In his statement, Bannon declared that his “support is also unwavering for the president and his agenda. . . . President Trump was the only candidate that could have taken on and defeated the Clinton apparatus. I am the only person to date to conduct a global effort to preach the message of Trump and Trumpism; and remain ready to stand in the breach for this president’s efforts to make America great again.”
Almost as soon as excerpts from Wolff’s book leaked last week, many Bannon associates urged him to issue a statement defending himself. But before he could do so, the White House released a personal statement last week from Trump saying his former adviser had “lost his mind.”
At first, Bannon did not want to apologize, people who spoke to him said. But after meeting with allies and advisers, he grew convinced that things would worsen unless he did. Those close to Bannon said that as the controversy unfolded, he seemed eager to find a way to try to repair his relationship with the president.
Bannon has told others that Trump will eventually come back around to him when the president needs him, and that he plans to use his Breitbart platform to wage battles with the Republican establishment over spending and immigration this spring.
But whether Bannon will have the clout — or any allies — to launch a fight remains unclear.
Miller and Bannon were once considered kindred spirits — both immigration hard-liners who sought to exploit Trump’s populist rhetoric to advance a nationalist agenda. But as Bannon lost favor in the West Wing, Miller reportedly realigned himself with a faction led by Kushner and Ivanka Trump.
Asked on CNN whether the president knew about Trump Jr.’s meeting with the Russian lawyer when it occurred, Miller said Bannon was not present and therefore “is not even a remotely credible source on any of it.”

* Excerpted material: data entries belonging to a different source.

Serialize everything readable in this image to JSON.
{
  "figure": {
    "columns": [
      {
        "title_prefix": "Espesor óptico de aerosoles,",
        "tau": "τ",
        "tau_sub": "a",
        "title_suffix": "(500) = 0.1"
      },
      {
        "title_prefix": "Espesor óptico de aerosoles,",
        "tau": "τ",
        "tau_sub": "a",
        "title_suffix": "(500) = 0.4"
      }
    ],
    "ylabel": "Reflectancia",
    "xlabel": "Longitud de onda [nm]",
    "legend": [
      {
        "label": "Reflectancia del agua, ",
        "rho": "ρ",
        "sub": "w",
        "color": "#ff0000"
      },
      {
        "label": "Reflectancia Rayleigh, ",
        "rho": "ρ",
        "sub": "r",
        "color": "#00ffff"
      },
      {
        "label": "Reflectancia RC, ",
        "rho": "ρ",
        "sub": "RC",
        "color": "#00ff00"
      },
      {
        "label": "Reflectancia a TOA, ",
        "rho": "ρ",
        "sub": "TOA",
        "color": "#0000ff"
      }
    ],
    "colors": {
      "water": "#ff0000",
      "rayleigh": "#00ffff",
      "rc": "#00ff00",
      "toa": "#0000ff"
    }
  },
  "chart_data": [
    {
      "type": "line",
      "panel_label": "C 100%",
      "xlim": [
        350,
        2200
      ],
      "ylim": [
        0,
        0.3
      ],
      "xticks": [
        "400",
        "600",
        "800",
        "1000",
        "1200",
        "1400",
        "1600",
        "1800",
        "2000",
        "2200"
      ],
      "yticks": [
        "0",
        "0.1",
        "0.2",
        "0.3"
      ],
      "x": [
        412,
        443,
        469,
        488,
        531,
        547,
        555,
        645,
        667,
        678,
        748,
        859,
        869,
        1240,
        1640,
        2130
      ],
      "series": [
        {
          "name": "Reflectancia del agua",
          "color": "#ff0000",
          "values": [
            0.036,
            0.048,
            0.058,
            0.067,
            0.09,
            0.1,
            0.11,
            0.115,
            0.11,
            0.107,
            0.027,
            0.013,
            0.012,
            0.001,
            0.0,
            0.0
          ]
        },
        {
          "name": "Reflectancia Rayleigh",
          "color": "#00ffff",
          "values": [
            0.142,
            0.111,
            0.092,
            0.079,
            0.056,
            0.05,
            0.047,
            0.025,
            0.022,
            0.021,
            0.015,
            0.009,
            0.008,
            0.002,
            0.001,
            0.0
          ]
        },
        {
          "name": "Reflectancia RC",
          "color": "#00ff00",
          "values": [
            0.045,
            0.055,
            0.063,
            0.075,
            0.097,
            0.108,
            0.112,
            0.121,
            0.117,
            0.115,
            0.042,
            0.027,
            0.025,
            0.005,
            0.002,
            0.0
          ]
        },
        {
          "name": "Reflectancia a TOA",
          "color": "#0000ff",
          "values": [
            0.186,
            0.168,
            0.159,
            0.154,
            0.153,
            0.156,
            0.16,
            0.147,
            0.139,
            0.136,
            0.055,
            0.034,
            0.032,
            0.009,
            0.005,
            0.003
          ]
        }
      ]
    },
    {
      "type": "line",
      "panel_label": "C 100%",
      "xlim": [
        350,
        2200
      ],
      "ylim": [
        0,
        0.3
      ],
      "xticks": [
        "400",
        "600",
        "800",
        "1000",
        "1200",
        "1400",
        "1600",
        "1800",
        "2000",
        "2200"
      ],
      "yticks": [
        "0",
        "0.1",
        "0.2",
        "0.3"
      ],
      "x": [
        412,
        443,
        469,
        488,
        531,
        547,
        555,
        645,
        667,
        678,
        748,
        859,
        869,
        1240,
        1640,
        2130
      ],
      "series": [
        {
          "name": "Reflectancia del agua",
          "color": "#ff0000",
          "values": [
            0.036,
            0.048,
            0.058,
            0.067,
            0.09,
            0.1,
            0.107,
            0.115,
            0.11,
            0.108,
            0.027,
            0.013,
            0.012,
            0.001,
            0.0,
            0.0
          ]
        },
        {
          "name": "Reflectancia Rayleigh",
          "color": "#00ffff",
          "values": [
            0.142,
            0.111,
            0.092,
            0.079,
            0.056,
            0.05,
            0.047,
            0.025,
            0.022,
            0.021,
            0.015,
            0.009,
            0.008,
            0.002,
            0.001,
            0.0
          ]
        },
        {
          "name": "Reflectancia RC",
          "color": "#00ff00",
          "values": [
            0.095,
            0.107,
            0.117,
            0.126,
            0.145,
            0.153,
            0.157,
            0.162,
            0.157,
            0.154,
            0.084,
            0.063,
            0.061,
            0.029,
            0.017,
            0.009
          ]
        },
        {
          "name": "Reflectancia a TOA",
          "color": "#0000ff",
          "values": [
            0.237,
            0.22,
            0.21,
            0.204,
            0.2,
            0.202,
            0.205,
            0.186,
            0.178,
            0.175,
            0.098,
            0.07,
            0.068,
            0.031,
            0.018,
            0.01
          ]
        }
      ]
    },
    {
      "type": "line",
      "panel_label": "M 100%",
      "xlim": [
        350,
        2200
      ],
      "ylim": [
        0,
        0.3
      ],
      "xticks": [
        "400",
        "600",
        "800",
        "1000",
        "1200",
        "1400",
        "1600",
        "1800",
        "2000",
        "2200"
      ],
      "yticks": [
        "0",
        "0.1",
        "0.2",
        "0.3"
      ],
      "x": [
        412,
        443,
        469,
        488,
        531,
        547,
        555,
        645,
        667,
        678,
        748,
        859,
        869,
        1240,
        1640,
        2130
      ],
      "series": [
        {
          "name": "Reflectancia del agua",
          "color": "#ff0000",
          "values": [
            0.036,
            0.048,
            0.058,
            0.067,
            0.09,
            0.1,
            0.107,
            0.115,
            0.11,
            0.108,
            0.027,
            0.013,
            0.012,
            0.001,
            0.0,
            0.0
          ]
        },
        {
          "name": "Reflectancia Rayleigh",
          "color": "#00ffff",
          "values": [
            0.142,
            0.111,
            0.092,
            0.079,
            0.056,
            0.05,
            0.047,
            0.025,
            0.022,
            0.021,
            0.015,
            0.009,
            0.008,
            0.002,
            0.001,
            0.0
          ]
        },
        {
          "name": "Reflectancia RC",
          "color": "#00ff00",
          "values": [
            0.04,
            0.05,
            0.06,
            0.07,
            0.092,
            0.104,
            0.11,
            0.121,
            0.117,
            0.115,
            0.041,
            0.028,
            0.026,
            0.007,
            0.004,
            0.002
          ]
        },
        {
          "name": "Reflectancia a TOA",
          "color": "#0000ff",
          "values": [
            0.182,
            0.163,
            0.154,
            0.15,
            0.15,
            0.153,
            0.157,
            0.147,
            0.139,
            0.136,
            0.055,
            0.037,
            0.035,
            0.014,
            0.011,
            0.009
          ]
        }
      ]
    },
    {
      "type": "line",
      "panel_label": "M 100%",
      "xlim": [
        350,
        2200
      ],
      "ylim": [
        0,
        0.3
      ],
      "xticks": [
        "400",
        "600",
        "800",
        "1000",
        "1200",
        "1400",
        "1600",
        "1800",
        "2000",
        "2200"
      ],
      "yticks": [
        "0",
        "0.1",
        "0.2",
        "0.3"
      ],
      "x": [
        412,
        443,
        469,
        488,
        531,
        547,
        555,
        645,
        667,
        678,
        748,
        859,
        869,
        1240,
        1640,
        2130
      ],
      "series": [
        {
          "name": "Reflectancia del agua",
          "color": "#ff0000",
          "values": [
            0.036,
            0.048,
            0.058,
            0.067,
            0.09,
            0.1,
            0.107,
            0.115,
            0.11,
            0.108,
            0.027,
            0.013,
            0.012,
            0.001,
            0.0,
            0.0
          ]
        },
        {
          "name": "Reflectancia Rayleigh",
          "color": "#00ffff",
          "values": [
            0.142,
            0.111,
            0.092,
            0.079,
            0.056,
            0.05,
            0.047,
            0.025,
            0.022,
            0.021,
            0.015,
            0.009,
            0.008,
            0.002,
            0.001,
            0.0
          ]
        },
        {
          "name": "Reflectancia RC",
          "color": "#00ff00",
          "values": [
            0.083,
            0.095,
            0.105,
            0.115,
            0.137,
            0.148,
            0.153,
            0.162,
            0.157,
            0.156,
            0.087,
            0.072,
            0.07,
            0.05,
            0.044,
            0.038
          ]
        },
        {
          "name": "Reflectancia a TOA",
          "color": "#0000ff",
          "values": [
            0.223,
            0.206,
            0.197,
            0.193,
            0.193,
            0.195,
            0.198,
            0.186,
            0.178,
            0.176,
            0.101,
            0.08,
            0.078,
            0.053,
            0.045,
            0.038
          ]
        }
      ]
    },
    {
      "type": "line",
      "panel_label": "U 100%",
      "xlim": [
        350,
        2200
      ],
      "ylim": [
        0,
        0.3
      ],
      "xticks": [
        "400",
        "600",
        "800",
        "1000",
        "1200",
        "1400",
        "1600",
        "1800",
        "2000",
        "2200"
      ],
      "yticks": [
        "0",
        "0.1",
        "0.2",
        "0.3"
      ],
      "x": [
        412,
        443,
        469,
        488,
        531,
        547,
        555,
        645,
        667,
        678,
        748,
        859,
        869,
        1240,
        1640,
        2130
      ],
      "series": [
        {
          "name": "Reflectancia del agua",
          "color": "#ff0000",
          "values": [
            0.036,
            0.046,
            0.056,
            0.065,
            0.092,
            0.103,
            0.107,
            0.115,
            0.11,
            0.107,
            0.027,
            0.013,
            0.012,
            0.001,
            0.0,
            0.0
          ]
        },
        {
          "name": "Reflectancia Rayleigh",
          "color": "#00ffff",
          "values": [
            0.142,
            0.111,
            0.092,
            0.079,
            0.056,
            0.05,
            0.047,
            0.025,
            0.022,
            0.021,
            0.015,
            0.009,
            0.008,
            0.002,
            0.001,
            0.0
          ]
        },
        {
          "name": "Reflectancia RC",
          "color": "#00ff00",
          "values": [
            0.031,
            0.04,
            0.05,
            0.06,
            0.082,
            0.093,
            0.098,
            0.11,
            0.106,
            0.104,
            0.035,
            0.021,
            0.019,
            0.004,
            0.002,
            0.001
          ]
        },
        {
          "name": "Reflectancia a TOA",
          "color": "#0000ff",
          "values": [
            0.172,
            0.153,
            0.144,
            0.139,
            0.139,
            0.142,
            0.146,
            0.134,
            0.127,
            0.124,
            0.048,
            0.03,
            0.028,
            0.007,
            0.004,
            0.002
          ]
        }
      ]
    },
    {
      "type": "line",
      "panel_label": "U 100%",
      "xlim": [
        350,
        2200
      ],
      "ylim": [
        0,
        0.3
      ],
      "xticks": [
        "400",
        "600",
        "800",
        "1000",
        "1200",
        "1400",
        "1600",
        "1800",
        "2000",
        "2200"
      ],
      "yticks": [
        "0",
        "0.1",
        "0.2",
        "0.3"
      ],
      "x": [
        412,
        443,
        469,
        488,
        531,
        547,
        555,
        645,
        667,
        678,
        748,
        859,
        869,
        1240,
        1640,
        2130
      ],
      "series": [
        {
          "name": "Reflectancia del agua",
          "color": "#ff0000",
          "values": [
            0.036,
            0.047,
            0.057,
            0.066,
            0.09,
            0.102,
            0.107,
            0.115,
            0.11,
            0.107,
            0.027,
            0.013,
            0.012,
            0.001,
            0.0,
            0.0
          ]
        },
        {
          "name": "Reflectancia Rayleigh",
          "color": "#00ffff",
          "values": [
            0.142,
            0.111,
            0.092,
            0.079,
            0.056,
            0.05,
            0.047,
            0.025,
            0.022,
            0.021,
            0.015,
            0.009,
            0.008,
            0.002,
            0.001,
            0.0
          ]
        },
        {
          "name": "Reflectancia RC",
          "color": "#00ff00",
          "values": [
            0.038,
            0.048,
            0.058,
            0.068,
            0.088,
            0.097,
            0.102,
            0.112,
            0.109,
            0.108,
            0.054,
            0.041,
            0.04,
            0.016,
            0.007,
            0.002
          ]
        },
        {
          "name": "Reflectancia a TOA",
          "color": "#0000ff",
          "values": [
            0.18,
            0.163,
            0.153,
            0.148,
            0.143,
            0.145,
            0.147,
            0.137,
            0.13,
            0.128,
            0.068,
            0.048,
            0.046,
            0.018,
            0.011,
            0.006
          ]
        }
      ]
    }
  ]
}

Growing frustrated as Miller praised the president while evading questions and repeating his talking points, CNN host Jake Tapper cut him off early and went to a commercial. “I think I’ve wasted enough of my viewers’ time,” Tapper said as Miller attempted to keep talking."
“Welcome back to planet Earth,” Tapper said to viewers after the show returned.
But Trump was eager for the last word.
In a tweet, the president wrote: “Jake Tapper of Fake News CNN just got destroyed in his interview with Stephen Miller of the Trump Administration. Watch the hatred and unfairness of this CNN flunky!”